Gene expression quantification: The read alignments can also be further used by the subcommand gene_quanti to calculate gene-wise read counts. For this purpose, annotation files including gene positions in GFF3 format have to be provided. Besides raw gene-wise read countings normalized values – by total number of aligned reads as well as RPKM (Mortazavi et al., 2008) – are returned.
Differential gene expression analysis: For pairwise expression comparison, the subcommand deseq offers statistical analysis based on the approach implemented in DESeq2 (Anders and Huber, 2010) which builds upon the raw read counting.
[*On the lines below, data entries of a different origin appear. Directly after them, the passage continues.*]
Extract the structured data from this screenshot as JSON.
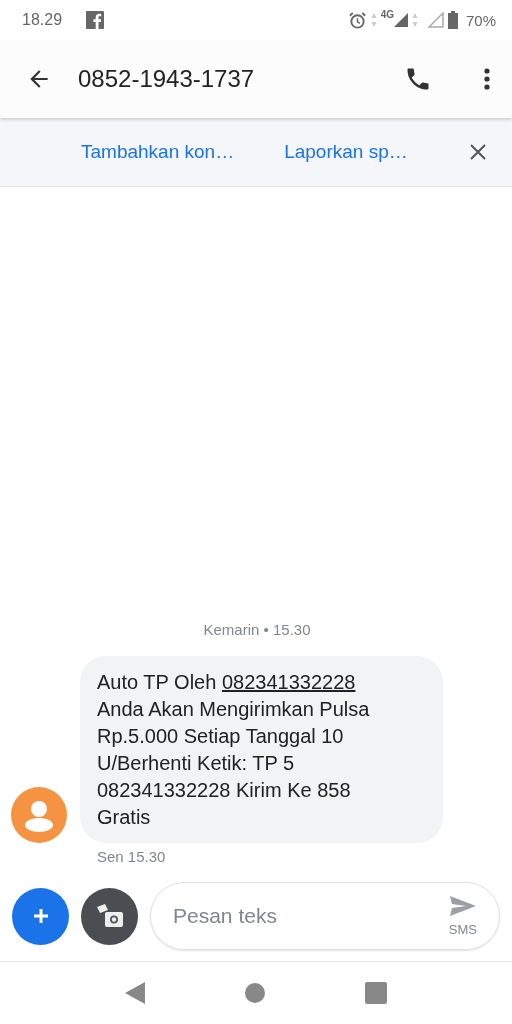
{
  "status_bar": {
    "time": "18.29",
    "network": "4G",
    "battery": "70%"
  },
  "app_bar": {
    "title": "0852-1943-1737"
  },
  "banner": {
    "actions": [
      "Tambahkan kon…",
      "Laporkan sp…"
    ]
  },
  "conversation": {
    "date_header": "Kemarin • 15.30",
    "messages": [
      {
        "segments": [
          {
            "kind": "text",
            "text": "Auto TP Oleh "
          },
          {
            "kind": "link",
            "text": "082341332228"
          },
          {
            "kind": "text",
            "text": " Anda Akan Mengirimkan Pulsa Rp.5.000 Setiap Tanggal 10 U/Berhenti Ketik: TP 5 082341332228 Kirim Ke 858 Gratis"
          }
        ],
        "time": "Sen 15.30"
      }
    ]
  },
  "composer": {
    "placeholder": "Pesan teks",
    "send_label": "SMS"
  }
}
The results of DESeq2 are reformated and supplemented with gene annotations.
Plotting: The final three subcommands called viz_align, viz_genequanti and viz_deseq generate several visualizations that help to interpret the result of the subcommand align, gene_quanti and deseq, respectively.
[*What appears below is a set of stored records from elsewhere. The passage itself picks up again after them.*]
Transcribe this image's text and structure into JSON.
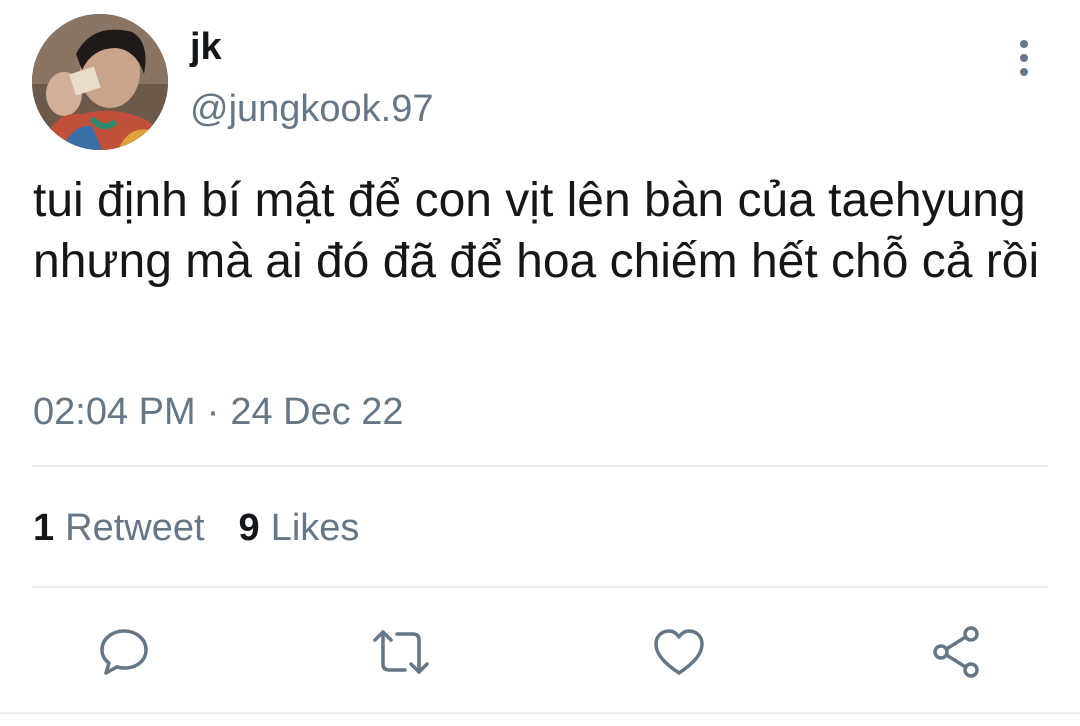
{
  "header": {
    "display_name": "jk",
    "handle": "@jungkook.97"
  },
  "tweet": {
    "text": "tui định bí mật để con vịt lên bàn của taehyung nhưng mà ai đó đã để hoa chiếm hết chỗ cả rồi",
    "time": "02:04 PM",
    "separator": "·",
    "date": "24 Dec 22"
  },
  "stats": {
    "retweets_count": "1",
    "retweets_label": "Retweet",
    "likes_count": "9",
    "likes_label": "Likes"
  },
  "actions": [
    "reply-icon",
    "retweet-icon",
    "like-icon",
    "share-icon"
  ],
  "colors": {
    "text": "#14171a",
    "secondary": "#657786",
    "divider": "#e6ecf0"
  }
}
READemption requires Python 3.2 or higher (http://python.org) and the libraries matplotlib (Hunter, 2007) and numpy (Oliphant, 2007) as well as the samtools (Li et al., 2009) wrapper pysam (http://pypi.python.org/pypi/pysam/) are needed. The subcommand deseq relies on an R (http://cran.r-project.org) installation and the bioconductor package DESeq2 (Anders and Huber, 2010). Instructions how to install READemption as well as how to execute its subcommands including examples can be found in the documentation.
3 CONCLUSIONS
We present an open source pipeline for the analysis of RNA-Seq data from all domains of life. READemption generates several output files that can be examined with common office suites, graphic programs and genome browsers. Its features make it a useful tool for anybody interested in the computational analysis of RNA-Seq data with the required basic command line skills.
ACKNOWLEDGEMENT
We thank members of the Sharma and the Vogel groups especially Thorsten Bischler for testing and constructive feedback.
Funding: Work in the Sharma laboratory is supported by the ZINF Young Investigator program of the Research Center for Infectious Diseases (ZINF) at the University of Würzburg and the Bavarian BioSysNet program. CMS is supported by the Young Academy program of the Bavarian Academy of Sciences.